Burning cane reduces sugar content, and the cane needs to be crushed within twelve hours of being burnt before the sugar starts to sour as opposed to twenty-four hours for green cane. These seasons coincided with the record-low sugar price of £8 per ton – well under the cost of production. The record-low price was due to the ramping up of production during the depression years, where international sugar production quota agreements were ignored, leading to excessive supply and diminished returns – setting the stage was set for a showdown between growers and cutters.

Cane-cutters received no support from the conservative AWU or Labor state government who sided with the growers and millers against the cutters. Despite this, and with help from local communists, the cutters organised and went on strike demanding the cane to be burnt. In August of 1935 they went on a nine-week strike. The Labor government’s response was to send armed police into the canfields arresting and shooting at the strikers.

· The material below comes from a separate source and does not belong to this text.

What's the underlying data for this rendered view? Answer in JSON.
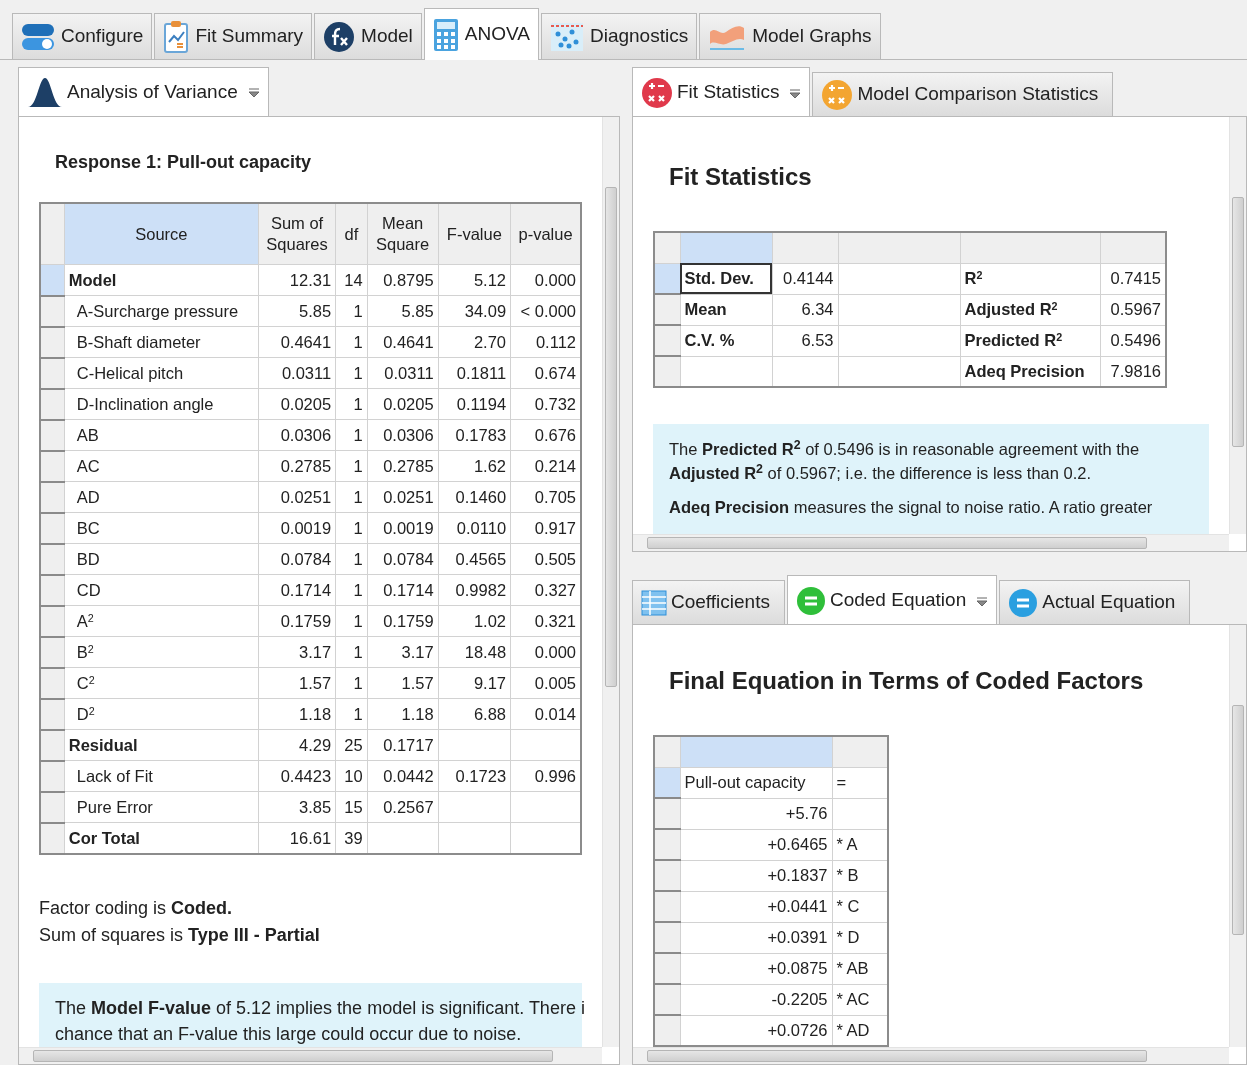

Cutters were evicted from barracks and fined £100 for participating in a strike, with police escorting scab labour onto the canefields. The AWU tried to stop the strike but was unsuccessful with local workers organising themselves in opposition to the bosses’ union.

Eventually, the workers won the day with the state arbitration commission ordering all cane be burnt before cutting in 1936. The AWU tried to claim credit for this, but the fact is they did nothing to help the workers. The fight was led and won by local communists like Fred Patterson and Jack Henry organising the cutters into powerful groups.

In spite of the dirty tricks campaign by the Labor party during the 1944 state election, Paterson – assisted by staunch comrades like Jack Henry and the cane-cutters (particularly those of Italian descent) – went on to win the then-seat of Bowen. Patterson is still highly regarded amongst the Italian communities in the northern cane towns of Queensland.